Blaster’s life on the run comes to an end when Grimlock sends the Protectobots to capture him. Though even here he puts the greater good before his own interest, revealing himself and joining the fight against the Combaticons, at the risk of his arrest. He comes full circle when he battles Grimlock for supremacy on the moon – but the two must put aside their differences to combat a Decepticon ambush. The result is that Blaster is welcomed back to the fold.

Blaster for leader?

One of the great missed opportunities of the comics (in my view anyway) was when the writers passed up the chance to make Blaster the Autobot leader. The prospect was raised in issue 144 when Blaster returns to the Ark and is implored to take the job by Grimlock’s weary followers. Instead he chooses to surrender himself to safeguard a group of human children from the Dinobots.

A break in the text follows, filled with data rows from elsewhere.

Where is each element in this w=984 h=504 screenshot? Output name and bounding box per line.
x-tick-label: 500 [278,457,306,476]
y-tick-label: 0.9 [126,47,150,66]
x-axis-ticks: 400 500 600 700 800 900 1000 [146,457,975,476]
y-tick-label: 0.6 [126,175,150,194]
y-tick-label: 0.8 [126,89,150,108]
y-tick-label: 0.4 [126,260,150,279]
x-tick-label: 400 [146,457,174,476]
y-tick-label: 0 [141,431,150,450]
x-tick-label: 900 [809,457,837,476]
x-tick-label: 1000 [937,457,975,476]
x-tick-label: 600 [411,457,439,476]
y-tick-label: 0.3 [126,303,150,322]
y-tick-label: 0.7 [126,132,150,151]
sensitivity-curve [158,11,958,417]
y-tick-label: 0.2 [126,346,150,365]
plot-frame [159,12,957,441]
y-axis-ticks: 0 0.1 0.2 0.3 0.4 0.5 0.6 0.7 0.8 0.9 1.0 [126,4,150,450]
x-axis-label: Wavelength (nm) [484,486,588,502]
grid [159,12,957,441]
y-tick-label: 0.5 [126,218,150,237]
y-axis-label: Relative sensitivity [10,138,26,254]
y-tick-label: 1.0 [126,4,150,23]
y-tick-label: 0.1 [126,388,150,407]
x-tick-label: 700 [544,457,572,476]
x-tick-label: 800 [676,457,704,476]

But what kind of leader might Blaster have made? There are many fascinating possibilities. On the one hand it could have been disastrous because Blaster is more of an outsider than an establishment figure. His instincts to rush-to-action might have led the Autobots into trouble. On the other hand he inspires by example and his instinctive compassion for the victims of war (Autobot or human) are qualities he shares with the best of Autobot leaders. When the threat of extinction arrived in the form of Unicron, Optimus Prime was able to set aside the past and make peace with the Decepticons – could Blaster have done the same? His hatred of the Decepticons may have been too great. If not it would have been a great soul searching moment for him that surely would have been worth a tale. One thing is certain, he couldn’t have been worse as leader than Grimlock.